Over past decade harnessing the solar and wind energy has become cost effective and it’s already achieving grid parity in some regions.(Grid Parity: same cost of generation as compared to Coal and Natural gas power plants) The decentralized nature of these resources allows incremental deployment, which is great for capital starved countries like India.
Developing an energy access strategy that can provide electricity to millions of people is a difficult task. Add to that various geographical regions, varied rules and land costs. I am inclined to propose a hybrid solution for this reason. I think we have to look at cost, long-term population pattern, long-term usage pattern and design a robust system. Wind is little tricky to deploy as most of the wind farms are placed far away from the population centers and that means they need grid support. Solar is far more flexible, you can easily develop distributed generation using solar PV technology. Providing electricity to remote villages that are difficult to connect using the grid is possible using solar + energy storage.
Integration of renewable energy to reduce the cost of traditional grid is another hybrid solution. Electricity demand is not constant throughout the day. The peak periods are in the morning and late evening and rest of the time grid is underutilized. We can use this data to our advantage and couple the electric grid to battery storage to reduce the cost of the grid infrastructure. Laying a 20MW line is far more cost effective than laying a 100MW line so we can use the battery storage to compensate demand peaks and design the transmission and distribution infrastructure based on average daily demand. This approach tries to combine the best of both worlds. This approach will also allow better integration of wind power as most of the wind power generation occurs during non-peak demand times. Ultimately any strategy that is deployed has to be cheaper, better and faster to be sustainable. Innovation and competition will quickly defeat any strategy that deviates from this.
Cheaper Faster Better
I strongly believe in market economy so any service even to the poorest people need to make financial sense. Hybrid solutions provide an opportunity to be responsible, but at the same time not sacrifice feasibility.
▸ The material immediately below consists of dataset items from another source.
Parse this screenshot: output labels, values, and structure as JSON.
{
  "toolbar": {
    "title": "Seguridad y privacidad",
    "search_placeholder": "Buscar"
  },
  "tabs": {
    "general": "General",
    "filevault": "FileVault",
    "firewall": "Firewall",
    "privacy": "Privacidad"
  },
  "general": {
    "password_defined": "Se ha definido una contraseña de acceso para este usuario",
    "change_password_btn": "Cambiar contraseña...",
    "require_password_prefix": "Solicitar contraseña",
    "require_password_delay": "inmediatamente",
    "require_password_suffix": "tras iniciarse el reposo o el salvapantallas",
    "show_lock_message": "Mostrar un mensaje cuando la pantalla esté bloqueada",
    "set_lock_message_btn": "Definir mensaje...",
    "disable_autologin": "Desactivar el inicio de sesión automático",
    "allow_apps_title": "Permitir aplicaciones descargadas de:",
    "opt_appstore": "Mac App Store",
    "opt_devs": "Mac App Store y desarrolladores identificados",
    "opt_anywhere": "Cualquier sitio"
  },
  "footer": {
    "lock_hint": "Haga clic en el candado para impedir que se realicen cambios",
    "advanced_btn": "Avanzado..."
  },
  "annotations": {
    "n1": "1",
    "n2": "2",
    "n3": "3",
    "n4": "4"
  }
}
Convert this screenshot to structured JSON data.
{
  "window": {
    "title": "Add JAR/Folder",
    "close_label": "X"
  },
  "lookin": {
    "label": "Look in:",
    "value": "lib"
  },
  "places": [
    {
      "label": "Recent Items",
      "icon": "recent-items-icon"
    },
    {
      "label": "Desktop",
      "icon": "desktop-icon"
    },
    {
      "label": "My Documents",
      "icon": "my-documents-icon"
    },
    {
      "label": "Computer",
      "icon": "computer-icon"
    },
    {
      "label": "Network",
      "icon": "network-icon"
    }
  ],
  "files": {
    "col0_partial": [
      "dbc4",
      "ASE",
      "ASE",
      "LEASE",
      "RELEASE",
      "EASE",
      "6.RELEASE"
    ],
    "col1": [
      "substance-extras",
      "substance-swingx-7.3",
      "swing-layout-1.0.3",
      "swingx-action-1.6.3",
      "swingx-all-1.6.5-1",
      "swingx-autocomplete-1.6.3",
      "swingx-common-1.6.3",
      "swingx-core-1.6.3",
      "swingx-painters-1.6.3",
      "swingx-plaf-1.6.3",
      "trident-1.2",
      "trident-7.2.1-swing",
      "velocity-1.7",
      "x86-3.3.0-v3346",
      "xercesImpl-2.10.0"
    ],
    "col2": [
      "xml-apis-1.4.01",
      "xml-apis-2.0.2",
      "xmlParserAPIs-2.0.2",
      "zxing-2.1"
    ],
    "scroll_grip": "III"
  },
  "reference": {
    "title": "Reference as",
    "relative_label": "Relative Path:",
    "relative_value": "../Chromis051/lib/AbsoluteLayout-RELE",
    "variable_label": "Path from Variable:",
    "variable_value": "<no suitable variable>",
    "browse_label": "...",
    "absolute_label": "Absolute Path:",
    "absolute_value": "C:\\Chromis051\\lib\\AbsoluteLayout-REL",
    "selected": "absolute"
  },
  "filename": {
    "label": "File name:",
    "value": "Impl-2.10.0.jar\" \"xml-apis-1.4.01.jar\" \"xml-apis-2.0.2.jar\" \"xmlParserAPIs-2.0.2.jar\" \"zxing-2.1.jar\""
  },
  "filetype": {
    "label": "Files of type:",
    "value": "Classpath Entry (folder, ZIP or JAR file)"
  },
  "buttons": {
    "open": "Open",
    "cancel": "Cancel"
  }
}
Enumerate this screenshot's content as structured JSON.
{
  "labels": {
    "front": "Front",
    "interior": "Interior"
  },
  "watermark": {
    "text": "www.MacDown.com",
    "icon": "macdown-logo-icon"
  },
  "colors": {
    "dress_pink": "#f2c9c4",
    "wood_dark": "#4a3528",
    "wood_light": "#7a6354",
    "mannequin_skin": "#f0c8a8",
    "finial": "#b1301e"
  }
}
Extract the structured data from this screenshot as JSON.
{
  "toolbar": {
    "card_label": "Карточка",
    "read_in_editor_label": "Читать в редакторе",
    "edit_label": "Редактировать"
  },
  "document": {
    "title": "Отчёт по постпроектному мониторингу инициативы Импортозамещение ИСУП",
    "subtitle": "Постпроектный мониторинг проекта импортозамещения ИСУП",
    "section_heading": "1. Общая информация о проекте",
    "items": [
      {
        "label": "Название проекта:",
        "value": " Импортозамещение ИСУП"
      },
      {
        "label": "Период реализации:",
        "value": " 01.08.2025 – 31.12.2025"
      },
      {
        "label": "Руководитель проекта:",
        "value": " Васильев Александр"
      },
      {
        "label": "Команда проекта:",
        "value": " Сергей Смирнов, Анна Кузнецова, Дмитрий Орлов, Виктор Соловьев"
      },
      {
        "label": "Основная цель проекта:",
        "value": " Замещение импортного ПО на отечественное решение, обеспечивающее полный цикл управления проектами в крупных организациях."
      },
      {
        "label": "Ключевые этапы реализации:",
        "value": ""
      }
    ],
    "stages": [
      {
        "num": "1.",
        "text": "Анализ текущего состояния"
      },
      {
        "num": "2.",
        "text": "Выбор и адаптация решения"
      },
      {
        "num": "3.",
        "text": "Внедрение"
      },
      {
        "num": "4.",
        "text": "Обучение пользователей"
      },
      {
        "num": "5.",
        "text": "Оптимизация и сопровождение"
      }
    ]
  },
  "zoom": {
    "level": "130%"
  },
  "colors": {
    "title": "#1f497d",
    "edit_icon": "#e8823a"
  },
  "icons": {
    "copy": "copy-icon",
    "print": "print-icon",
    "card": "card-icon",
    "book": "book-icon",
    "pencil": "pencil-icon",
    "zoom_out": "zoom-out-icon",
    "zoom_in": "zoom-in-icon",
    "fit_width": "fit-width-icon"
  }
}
Cheaper: Solar PV costs have come down tremendously. For past five to six years, the cost has dropped more than 20% annually. Laying the whole grid infrastructure may not be feasible as compared to putting solar + battery storage. Delivering cheapest cost per kWh should be a priority as India needs to significantly reduce the percentage of income going towards energy. Reducing this percentage will directly impact the standard of living and improve disposable income which will fuel rural growth.
Faster: Billion people with aspirations require fast implementation of strategies. Today’s world does not like to wait, people want instant results and want to see progress made every day. Big infrastructure projects take decades. Laying a new High Voltage Direct Current (HVDC) line connecting major power plant to load center may take few years. Installing a micro grid with solar and battery can happen in less than a year.
Better: Large grid requires a large setup for reliability and stability. Many African countries are simply moving away from grid and using Solar, Battery and Diesel Generator backup to have 100% up-time and cheap electricity. Overall this scheme will be much more efficient on carbon emissions.
Grid is very important. Don’t get me wrong, as an Electrical Engineer, I think grid is one of the most powerful assets we have. But at the same time if our goal is to have electricity to all, we need to alter our thinking. We need to change from binary thinking and allow more innovative and out of the box solutions. Hybrid solution may be just one of the schemes that may work.